Gemas, akhirnya Bang Rey mengikuti apa yang dikatakan Al. Ia mencari sarang burung yang dimaksud oleh adiknya itu sambil bersandar di pagar balkon seperti Al tadi.
"Di mana?" tanya Bang Rey bingung.
"Di-di pohon yang tinggi itu," jawab Al ragu. Ia memajukan kursi rodanya dan menarik baju abangnya itu pelan. Entah kenapa ia gugup melihat posisi Bang Rey yang bersandar sepenuhnya pada balkon seperti itu.
"Mana? Pohon yang mana?" tanya Bang Rey lagi. Ia sebenarnya sudah menemukan pohon yang dimaksud, ia juga menemukan sarang burungnya. Tapi ia gemas melihat ekspresi Al yang berulang kali melihat ke arah pohon itu lalu ke arahnya dengan tangannya yang mencengkram pinggiran bajunya.
"Pohon yang... nggak usah dicari lagi! Udah, sini aja!" seru Al cepat melihat Bang Rey mencondongkan tubuhnya melewati pagar balkon demi mencari sarang burung yang dimaksudnya. Ia dengan kuat menarik baju abangnya itu menjauh dari balkon, bahkan sampai turun dari kursi rodanya.
Abangnya itu malah tertawa saat mengikuti Al yang menariknya masuk ke dalam kamar. Ia kembali lagi ke balkon untuk mengambil kursi roda Al, kemudian menyuruh Al untuk kembali duduk di sana.
Bang Rey mencubit pipi Al dengan gemas, "Ngerasain, kan, perasaan abang lihat kamu kayak gitu tadi?"
Al mengerucutkan bibirnya, "Tapi abang tingginya jauh ngelewatin pagernya. Kalau hilang keseimbangan bisa jatuh ke depan. Bahaya. Al, kan, nggak."

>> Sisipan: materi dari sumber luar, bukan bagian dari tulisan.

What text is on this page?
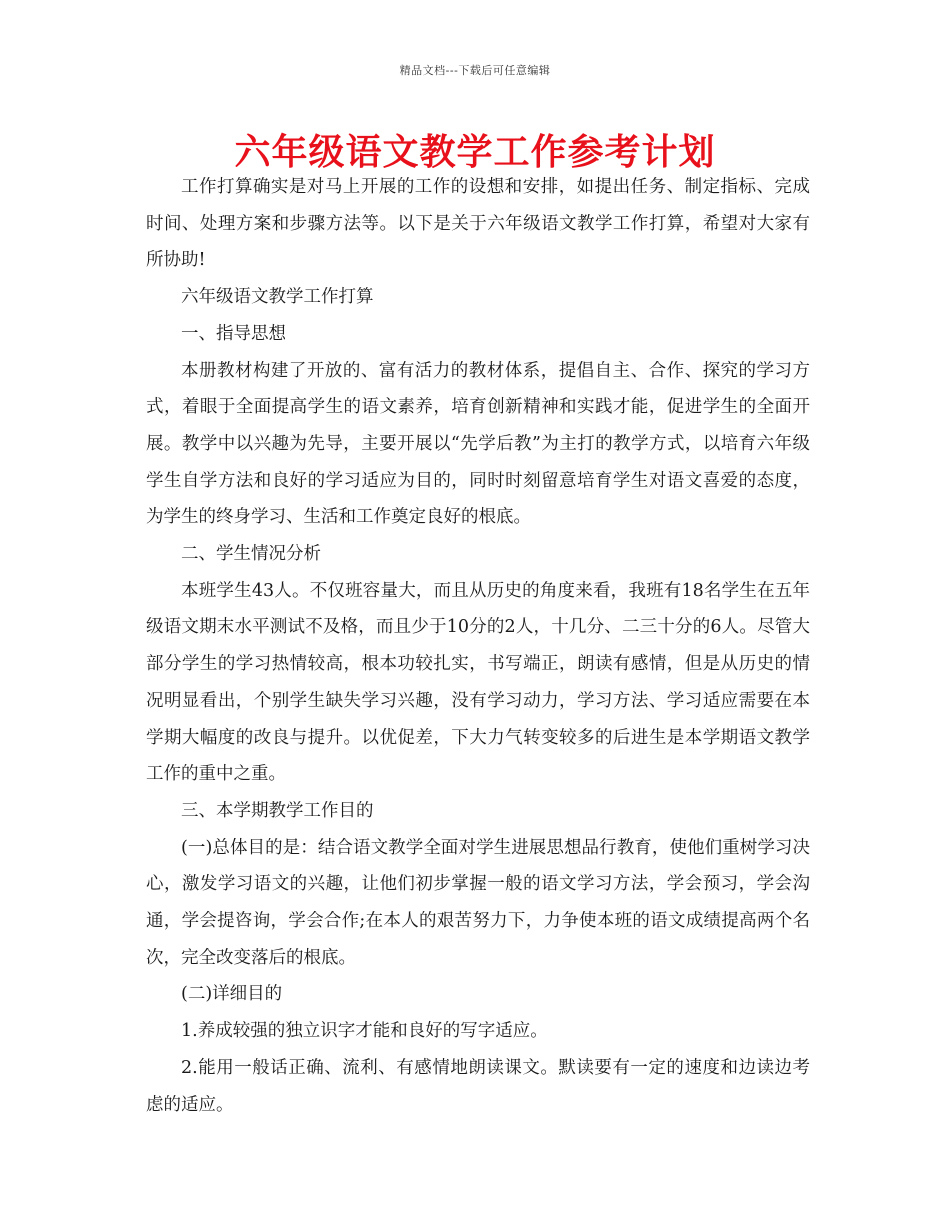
精品文档---下载后可任意编辑
六年级语文教学工作参考计划

工作打算确实是对马上开展的工作的设想和安排，如提出任务、制定指标、完成时间、处理方案和步骤方法等。以下是关于六年级语文教学工作打算，希望对大家有所协助!

六年级语文教学工作打算

一、指导思想

本册教材构建了开放的、富有活力的教材体系，提倡自主、合作、探究的学习方式，着眼于全面提高学生的语文素养，培育创新精神和实践才能，促进学生的全面开展。教学中以兴趣为先导，主要开展以“先学后教”为主打的教学方式，以培育六年级学生自学方法和良好的学习适应为目的，同时时刻留意培育学生对语文喜爱的态度，为学生的终身学习、生活和工作奠定良好的根底。

二、学生情况分析

本班学生43人。不仅班容量大，而且从历史的角度来看，我班有18名学生在五年级语文期末水平测试不及格，而且少于10分的2人，十几分、二三十分的6人。尽管大部分学生的学习热情较高，根本功较扎实，书写端正，朗读有感情，但是从历史的情况明显看出，个别学生缺失学习兴趣，没有学习动力，学习方法、学习适应需要在本学期大幅度的改良与提升。以优促差，下大力气转变较多的后进生是本学期语文教学工作的重中之重。

三、本学期教学工作目的

(一)总体目的是：结合语文教学全面对学生进展思想品行教育，使他们重树学习决心，激发学习语文的兴趣，让他们初步掌握一般的语文学习方法，学会预习，学会沟通，学会提咨询，学会合作;在本人的艰苦努力下，力争使本班的语文成绩提高两个名次，完全改变落后的根底。

(二)详细目的

1.养成较强的独立识字才能和良好的写字适应。

2.能用一般话正确、流利、有感情地朗读课文。默读要有一定的速度和边读边考虑的适应。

"Emang pagernya setinggi itu? Kamu juga tingginya ngelewatin tinggi pagernya, kok. Eh, tapi adek abang emang pendek, sih. Iya, kan?" balas Bang Rey sambil tertawa keras.
Al menyipitkan matanya mendengarnya, "Al nggak mau tidur sama abang malam ini, sama Mas Dim aja."

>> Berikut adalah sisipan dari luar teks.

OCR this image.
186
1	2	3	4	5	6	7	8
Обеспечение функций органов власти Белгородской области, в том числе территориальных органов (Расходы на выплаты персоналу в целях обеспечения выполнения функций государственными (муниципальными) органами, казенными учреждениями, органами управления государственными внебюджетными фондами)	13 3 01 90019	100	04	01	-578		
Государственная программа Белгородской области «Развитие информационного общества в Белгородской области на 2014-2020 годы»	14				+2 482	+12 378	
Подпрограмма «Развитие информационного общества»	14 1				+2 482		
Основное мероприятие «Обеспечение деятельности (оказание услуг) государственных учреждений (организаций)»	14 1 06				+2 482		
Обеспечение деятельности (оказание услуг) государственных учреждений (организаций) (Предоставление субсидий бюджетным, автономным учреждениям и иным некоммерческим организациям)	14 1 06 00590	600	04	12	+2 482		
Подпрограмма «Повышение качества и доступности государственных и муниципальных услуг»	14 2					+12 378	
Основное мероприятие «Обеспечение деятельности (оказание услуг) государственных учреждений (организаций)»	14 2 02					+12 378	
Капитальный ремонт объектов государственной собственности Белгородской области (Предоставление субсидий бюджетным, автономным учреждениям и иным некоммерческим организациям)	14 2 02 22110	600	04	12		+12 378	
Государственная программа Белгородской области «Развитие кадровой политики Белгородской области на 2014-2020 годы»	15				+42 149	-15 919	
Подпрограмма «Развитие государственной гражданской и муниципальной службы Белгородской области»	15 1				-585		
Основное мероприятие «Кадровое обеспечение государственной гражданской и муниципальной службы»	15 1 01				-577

Bang Rey berhenti tertawa mendengarnya, "Lho, kok gitu?!"
"Abang ngeselin," sahut Al sambil menjalankan kursi rodanya menjauh dari abangnya itu.
"ALLL..." panggil Bang Rey gemas, "Abangkan cuma bercanda."
Bukannya kembali, Al menyahuti panggilan Bang Rey dengan memeletkan lidahnya.
➰➰➰
Dug dug dug...
Dimas yang sedang tidur pulas terbangun mendengar suara itu. Ia jelas mengenali suara bola basket yang membentur lantai itu, tapi siapa yang memainkannya di kamarnya?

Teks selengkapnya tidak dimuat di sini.